TAPS:推理性抽樣的任務感知提案分佈
TAPS: Task Aware Proposal Distributions for Speculative Sampling
March 27, 2026
作者: Mohamad Zbib, Mohamad Bazzi, Ammar Mohanna, Hasan Abed Al Kader Hammoud, Bernard Ghanem
cs.AI
摘要
推測解碼技術透過讓輕量級草稿模型預測未來的詞元,並由大型目標模型進行並行驗證,從而加速自迴歸生成。然而在實際應用中,草稿模型通常基於廣泛的通用語料庫進行訓練,這使得推測解碼的質量在多大程度上依賴於草稿模型的訓練分佈仍不明確。我們針對此問題展開研究,使用基於MathInstruct、ShareGPT及混合數據變體訓練的輕量級HASS與EAGLE-2草稿模型,並在MT-Bench、GSM8K、MATH-500和SVAMP數據集上進行評估。從接受長度指標來看,任務特定訓練呈現出明顯的專業化特徵:基於MathInstruct訓練的草稿模型在推理基準測試中表現最強,而ShareGPT訓練的草稿模型在MT-Bench上最優。混合數據訓練能提升魯棒性,但更大規模的混合數據並未在所有解碼溫度下佔據主導地位。我們還研究了如何在推理時組合專業化草稿模型:簡單的檢查點平均法效果不佳,而基於置信度的路由策略優於單領域草稿模型,合併樹驗證法則在兩種骨幹模型上均實現了最高的總接受長度。最後,置信度相比熵是更有效的路由信號:被拒絕的詞元往往具有更高熵值,但置信度能產生更清晰的基準級路由決策。這些結果表明,推測解碼質量不僅取決於草稿模型架構,更關鍵在於草稿訓練數據與下游工作負載的匹配度,且專業化草稿模型在推理時進行組合的效果優於權重空間的融合。
English
Speculative decoding accelerates autoregressive generation by letting a lightweight draft model propose future tokens that a larger target model then verifies in parallel. In practice, however, draft models are usually trained on broad generic corpora, which leaves it unclear how much speculative decoding quality depends on the draft training distribution.

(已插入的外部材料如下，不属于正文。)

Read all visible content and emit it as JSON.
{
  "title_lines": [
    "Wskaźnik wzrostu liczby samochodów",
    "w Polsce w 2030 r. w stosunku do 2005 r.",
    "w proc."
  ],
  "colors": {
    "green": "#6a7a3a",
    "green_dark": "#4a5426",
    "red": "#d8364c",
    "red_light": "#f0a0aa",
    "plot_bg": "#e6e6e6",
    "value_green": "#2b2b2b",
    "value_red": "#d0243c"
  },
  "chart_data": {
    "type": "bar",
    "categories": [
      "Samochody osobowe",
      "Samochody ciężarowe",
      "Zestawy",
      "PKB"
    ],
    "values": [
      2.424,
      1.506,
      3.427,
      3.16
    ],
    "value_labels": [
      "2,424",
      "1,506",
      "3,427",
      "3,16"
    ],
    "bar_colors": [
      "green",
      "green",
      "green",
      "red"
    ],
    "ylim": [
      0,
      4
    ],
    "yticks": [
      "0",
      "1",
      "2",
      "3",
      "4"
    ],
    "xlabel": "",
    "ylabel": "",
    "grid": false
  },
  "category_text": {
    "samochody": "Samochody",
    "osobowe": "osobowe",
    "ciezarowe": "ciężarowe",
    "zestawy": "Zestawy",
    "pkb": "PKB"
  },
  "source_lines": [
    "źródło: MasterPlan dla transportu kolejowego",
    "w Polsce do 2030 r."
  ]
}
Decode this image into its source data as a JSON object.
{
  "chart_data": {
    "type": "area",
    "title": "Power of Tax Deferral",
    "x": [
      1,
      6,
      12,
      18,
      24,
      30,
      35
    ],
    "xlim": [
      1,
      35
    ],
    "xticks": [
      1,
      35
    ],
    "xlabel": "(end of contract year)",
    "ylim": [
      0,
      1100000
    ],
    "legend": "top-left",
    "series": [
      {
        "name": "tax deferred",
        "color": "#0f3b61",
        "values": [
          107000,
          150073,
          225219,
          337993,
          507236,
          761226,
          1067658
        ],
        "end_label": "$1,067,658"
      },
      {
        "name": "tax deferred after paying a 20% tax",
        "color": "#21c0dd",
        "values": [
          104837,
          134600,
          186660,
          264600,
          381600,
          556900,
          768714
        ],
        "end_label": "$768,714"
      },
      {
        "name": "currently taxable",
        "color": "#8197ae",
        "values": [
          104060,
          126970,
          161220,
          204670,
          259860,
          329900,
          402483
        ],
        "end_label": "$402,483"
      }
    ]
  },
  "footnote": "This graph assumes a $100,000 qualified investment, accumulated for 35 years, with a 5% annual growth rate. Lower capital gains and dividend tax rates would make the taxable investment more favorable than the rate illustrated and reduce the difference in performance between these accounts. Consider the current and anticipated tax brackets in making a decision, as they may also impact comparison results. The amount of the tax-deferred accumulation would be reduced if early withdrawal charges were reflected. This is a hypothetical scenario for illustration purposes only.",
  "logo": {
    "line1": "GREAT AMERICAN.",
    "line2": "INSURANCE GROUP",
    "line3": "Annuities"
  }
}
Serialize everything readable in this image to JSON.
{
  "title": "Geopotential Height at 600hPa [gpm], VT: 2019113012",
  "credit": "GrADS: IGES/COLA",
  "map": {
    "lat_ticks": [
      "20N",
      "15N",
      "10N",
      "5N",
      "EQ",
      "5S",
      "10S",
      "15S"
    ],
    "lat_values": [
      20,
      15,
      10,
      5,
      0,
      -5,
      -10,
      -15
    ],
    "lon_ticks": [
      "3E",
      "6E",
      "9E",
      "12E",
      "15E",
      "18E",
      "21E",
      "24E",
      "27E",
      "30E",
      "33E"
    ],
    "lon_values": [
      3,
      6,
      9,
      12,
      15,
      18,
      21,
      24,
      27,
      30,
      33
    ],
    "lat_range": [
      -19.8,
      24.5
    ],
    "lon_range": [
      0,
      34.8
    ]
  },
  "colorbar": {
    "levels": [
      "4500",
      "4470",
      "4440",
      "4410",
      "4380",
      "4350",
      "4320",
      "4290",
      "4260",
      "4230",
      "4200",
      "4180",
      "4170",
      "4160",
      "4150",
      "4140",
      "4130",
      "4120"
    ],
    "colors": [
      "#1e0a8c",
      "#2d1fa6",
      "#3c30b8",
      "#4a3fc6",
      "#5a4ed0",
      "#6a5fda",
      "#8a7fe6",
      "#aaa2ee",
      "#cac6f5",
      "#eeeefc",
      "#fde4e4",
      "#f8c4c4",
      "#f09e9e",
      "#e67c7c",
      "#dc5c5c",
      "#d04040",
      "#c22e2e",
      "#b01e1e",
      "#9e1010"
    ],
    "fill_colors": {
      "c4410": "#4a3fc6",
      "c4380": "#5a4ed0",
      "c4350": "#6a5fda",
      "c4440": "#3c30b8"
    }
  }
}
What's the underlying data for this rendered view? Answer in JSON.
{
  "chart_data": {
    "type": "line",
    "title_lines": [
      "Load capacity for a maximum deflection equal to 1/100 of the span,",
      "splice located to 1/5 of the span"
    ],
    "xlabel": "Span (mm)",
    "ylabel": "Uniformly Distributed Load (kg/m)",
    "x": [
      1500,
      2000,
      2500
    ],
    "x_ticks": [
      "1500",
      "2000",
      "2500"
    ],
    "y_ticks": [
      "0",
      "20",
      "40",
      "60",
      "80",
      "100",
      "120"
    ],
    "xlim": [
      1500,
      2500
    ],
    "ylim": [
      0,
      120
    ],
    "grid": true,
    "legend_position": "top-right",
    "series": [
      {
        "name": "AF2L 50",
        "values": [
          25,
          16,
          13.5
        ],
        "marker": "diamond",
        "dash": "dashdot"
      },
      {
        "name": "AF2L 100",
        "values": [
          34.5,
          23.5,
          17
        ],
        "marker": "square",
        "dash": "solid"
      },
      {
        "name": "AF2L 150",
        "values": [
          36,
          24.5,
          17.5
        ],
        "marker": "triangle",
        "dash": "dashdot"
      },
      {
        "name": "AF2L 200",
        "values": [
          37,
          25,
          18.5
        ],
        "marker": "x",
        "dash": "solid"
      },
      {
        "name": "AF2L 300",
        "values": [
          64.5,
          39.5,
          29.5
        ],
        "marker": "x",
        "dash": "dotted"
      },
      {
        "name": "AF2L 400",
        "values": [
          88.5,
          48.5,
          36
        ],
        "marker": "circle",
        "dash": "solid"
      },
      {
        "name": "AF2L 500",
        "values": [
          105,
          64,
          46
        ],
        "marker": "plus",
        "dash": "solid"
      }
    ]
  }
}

We study this question with lightweight HASS and EAGLE-2 drafters trained on MathInstruct, ShareGPT, and mixed-data variants, evaluated on MT-Bench, GSM8K, MATH-500, and SVAMP. Measured by acceptance length, task-specific training yields clear specialization: MathInstruct-trained drafts are strongest on reasoning benchmarks, while ShareGPT-trained drafts are strongest on MT-Bench. Mixed-data training improves robustness, but larger mixtures do not dominate across decoding temperatures. We also study how to combine specialized drafters at inference time. Naive checkpoint averaging performs poorly, whereas confidence-based routing improves over single-domain drafts and merged-tree verification yields the highest acceptance length overall for both backbones. Finally, confidence is a more useful routing signal than entropy: rejected tokens tend to have higher entropy, but confidence produces much clearer benchmark-level routing decisions. These results show that speculative decoding quality depends not only on draft architecture, but also on the match between draft training data and downstream workload, and that specialized drafters are better combined at inference time than in weight space.